In Jamestown, Virginia – the first permanent English settlement in America – there's a distinctive black tombstone thought to mark the resting place of a knight. Now, researchers think they've figured out where the stone came from.

While the stone marker is described as "marble" in historical documents, at the time this term was often applied to any kind of rock that could be polished. Dating from 1627, the slab of mineral is actually limestone.

The research team, from Dickinson College in Pennsylvania and the California Geological Survey, looked at the tiny shells of single-celled organisms embedded in the sedimentary rock to help place its source, using the microfossils to determine it originated from Belgium.

Full knight tombstone
A full view of the tombstone. (Jamestown Rediscovery/Key and Rossi, International Journal of Historical Archaeology, 2024)

"Wealthy colonists in the Tidewater region of the Chesapeake Bay at this time preferentially selected black 'marble' for their gravestones that was actually polished, fine-grained, black limestone," the researchers write in their published paper.

"The iconic knight's tombstone at Jamestown is one such stone. The goal of this project was to determine the source of this stone to help understand trade routes at this time."

It's unlikely Jamestown's English settlers would have had either the tools or skills to make tombstones of this nature, suggesting the highly-polished ornament would have been imported.

An analysis of tombstone fragments revealed fossilized remnants of a diverse group of shelled protist called foraminiferans, including the species Omphalotis minima, Paraarchaediscus angulatus, and Paraarchaediscus concavus, and one more each from the Endothyra, Omphalotis, and Globoendothyra genuses that weren't identified to the species level.

The combination of co-occurring microfossils excluded North America as an origin of the limestone slab, pointing instead to a place over the Atlantic, most like somewhere like Ireland of Belgium.

With similar colonial tombstones around the Chesapeake Bay having previously been sourced from Belgium, and the fact the European country had been been well established as a hub for exporting black 'marble' ever since Roman Times, the researchers were confident an artisan in this region had crafted the grave marker.
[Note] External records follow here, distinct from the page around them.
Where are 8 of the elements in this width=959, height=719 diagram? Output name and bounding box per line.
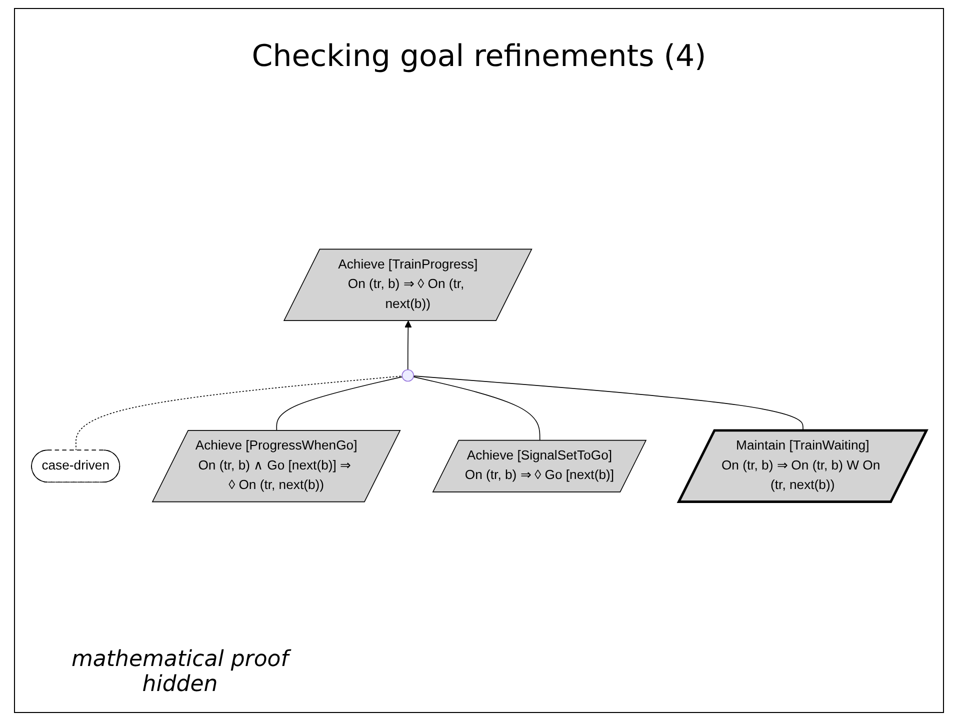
connector <box>276 376 403 432</box>
node-circle <box>402 369 414 382</box>
connector <box>76 376 403 451</box>
diagram-title: Checking goal refinements (4) <box>250 39 708 74</box>
connector <box>413 376 804 432</box>
arrow <box>404 320 412 370</box>
connector <box>413 376 540 442</box>
note-text: mathematical proof hidden <box>55 647 305 697</box>
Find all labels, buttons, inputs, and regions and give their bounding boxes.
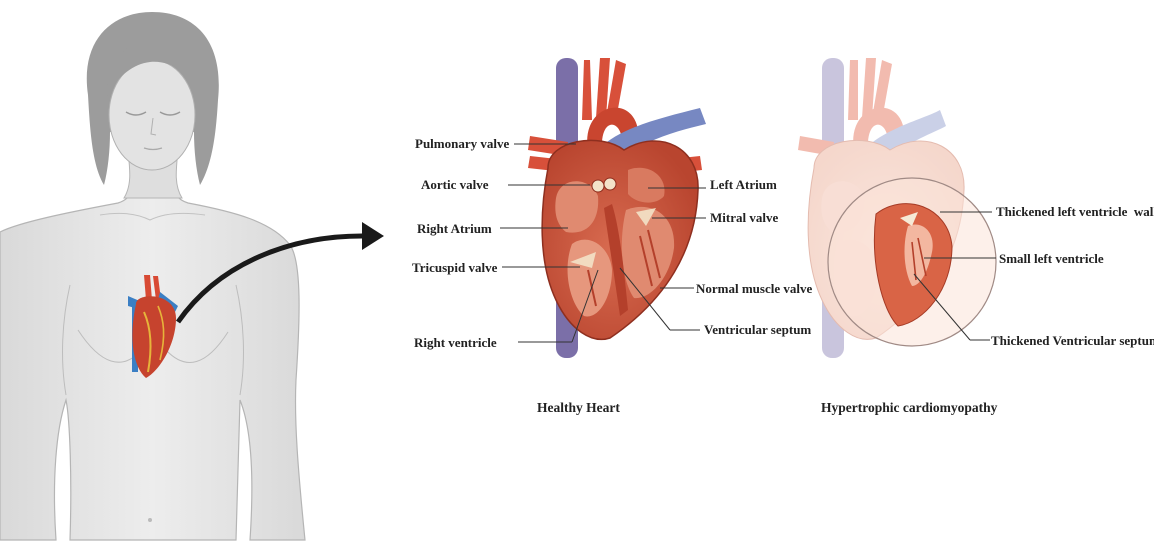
woman-figure <box>0 12 305 540</box>
label-ventricular-septum: Ventricular septum <box>704 323 811 336</box>
label-tricuspid-valve: Tricuspid valve <box>412 261 497 274</box>
label-right-ventricle: Right ventricle <box>414 336 497 349</box>
label-pulmonary-valve: Pulmonary valve <box>415 137 509 150</box>
label-mitral-valve: Mitral valve <box>710 211 778 224</box>
label-aortic-valve: Aortic valve <box>421 178 489 191</box>
face <box>109 60 195 170</box>
label-normal-muscle-valve: Normal muscle valve <box>696 282 812 295</box>
hcm-heart-illustration <box>798 58 996 358</box>
label-thickened-lv-wall: Thickened left ventricle wall <box>996 205 1154 218</box>
label-left-atrium: Left Atrium <box>710 178 777 191</box>
navel <box>148 518 152 522</box>
healthy-heart-illustration <box>528 58 706 358</box>
caption-healthy-heart: Healthy Heart <box>537 401 620 415</box>
label-thickened-septum: Thickened Ventricular septum <box>991 334 1154 347</box>
label-small-lv: Small left ventricle <box>999 252 1104 265</box>
caption-hcm: Hypertrophic cardiomyopathy <box>821 401 997 415</box>
label-right-atrium: Right Atrium <box>417 222 492 235</box>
As far back as the Middle Ages, the members of the wealthy upper class in England had been commemorating their dead using these pricey tombstones, something the Jamestown settlers would have known about.

Microfossils
Four of the microfossils discovered on tombstone fragments. (Key and Rossi, International Journal of Historical Archaeology, 2024)

"Little did we realize that colonists were ordering black marble tombstones from Belgium like we order items from Amazon, just a lot slower," first author and geoscientist Markus Key from Dickinson College told Sandee Oster at Phys.org.

Because of its age and prominent position in the local church, experts have long thought the grave belonged to the knight Sir George Yeardley, who arrived in Jamestown in 1610. He quite possibly ordered the tombstone as a mark of his status and wealth.

Though the study wasn't focused on the tombstone's owner, the fact the stone was shipped from Belgium further confirms the hypothesis the grave belonged to Yeardley, who would've been looking to follow the fashions of his homeland.

"It is hoped that the results of this study help refine the geography and timing of the seventeenth-century North Atlantic trade routes between Continental Europe (especially Belgium), England, and colonial Virginia," write the researchers.

The research has been published in the International Journal of Historical Archaeology.